米Alphabetは4月20日(現地時間)、傘下のAI開発企業DeepMindとGoogle ResearchのAI開発チームBrainを統合すると発表した。

新組織の名称は「Google Brain」。Googleの次世代の製品やサービスの原動力になる汎用AIシステムの開発・研究を担う。DeepMindの共同創業者で現CEOのDemis Hassabis氏が新組織のCEOに就任する。



DeepMindは2010年に英ロンドンでDeepMind Technologiesとして設立され、2014年にGoogleが買収した。2016年に囲碁のトッププロ棋士を次々に破った「AlphaGo」システムが大きな話題になり、タンパク質の構造の予測を実行する「AlphaFold」、人工ニューラルネットワークによる音声合成アルゴリズム「WaveNet」といった研究成果を送り出してきた。

Google Brainは、ニューラルネットワークの最新技術をGoogleのビジネスに応用するために組織され、機械翻訳や画像識別の学習などでGoogleの製品やサービスの向上に貢献し、深層学習モデル「Transformer」の考案が自然言語処理(NLP)のブレークスルーになり、今日のChatGPTのようなサービスの台頭につながった。

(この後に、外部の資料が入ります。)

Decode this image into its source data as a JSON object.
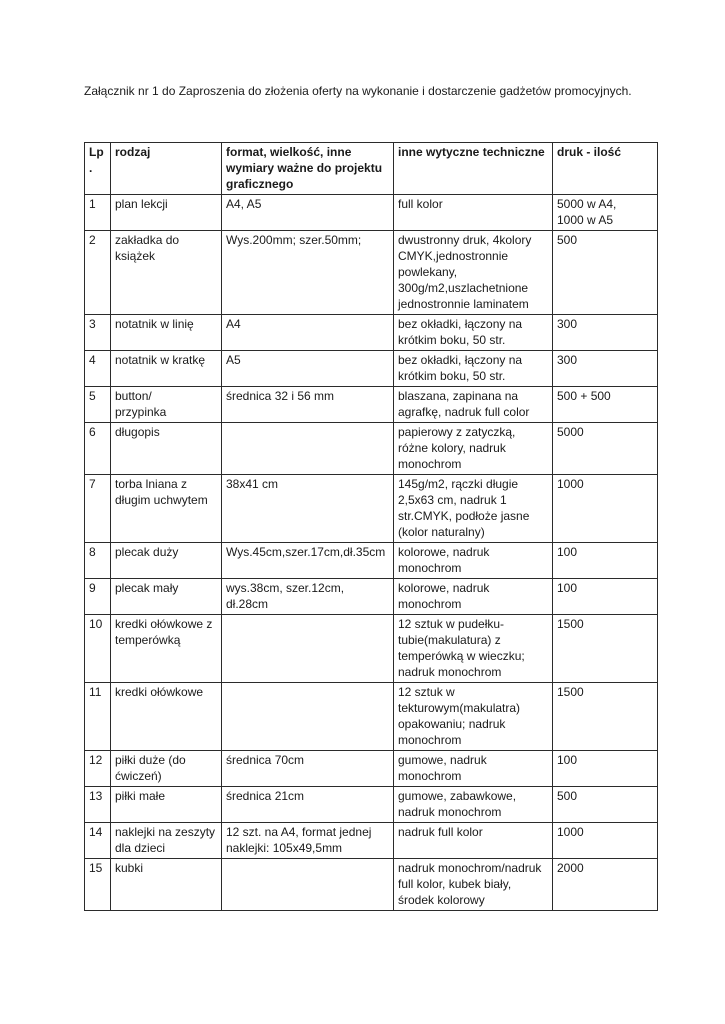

DeepMind買収から10年近くが経過し、統合によってDeepMindをGoogleの事業に時間をかけて同化させる過程が完了する。買収当初、DeepMindはGoogleの他の研究活動から距離を置き、「知性の謎を解く」をミッションとした研究課題を追求していた。2018年にDeepMindの医療分野の研究成果を実用化するために、関連するDeepMindのチームをGoogleに吸収。The Vergeの報道によると、AI技術をプロプリエタリなものにしないために、DeepMindを非営利団体と同様の組織にするよう求める声が同社から上がっていた。しかし、Alphabetは今年からDeepMindを"Other Bets"部門の別事業ではなく、Alphabetの企業コストの一部として報告するように変更した。

Google Brainを率いてきたJeff Dean氏は、Google ResearchとGoogle DeepMindのチーフサイエンティストに就き、AI研究の将来の方向性を定め、AIに関連する戦略的な技術プロジェクトの責任者としてCEOのSundar Pichai氏に報告する。

Google Researchは、アルゴリズムと理論、プライバシーとセキュリティ、量子コンピューティング、ヘルス、気候、サスティナビリティ、責任あるAIといった分野で、コンピュータサイエンスの進歩をリードする研究を行う。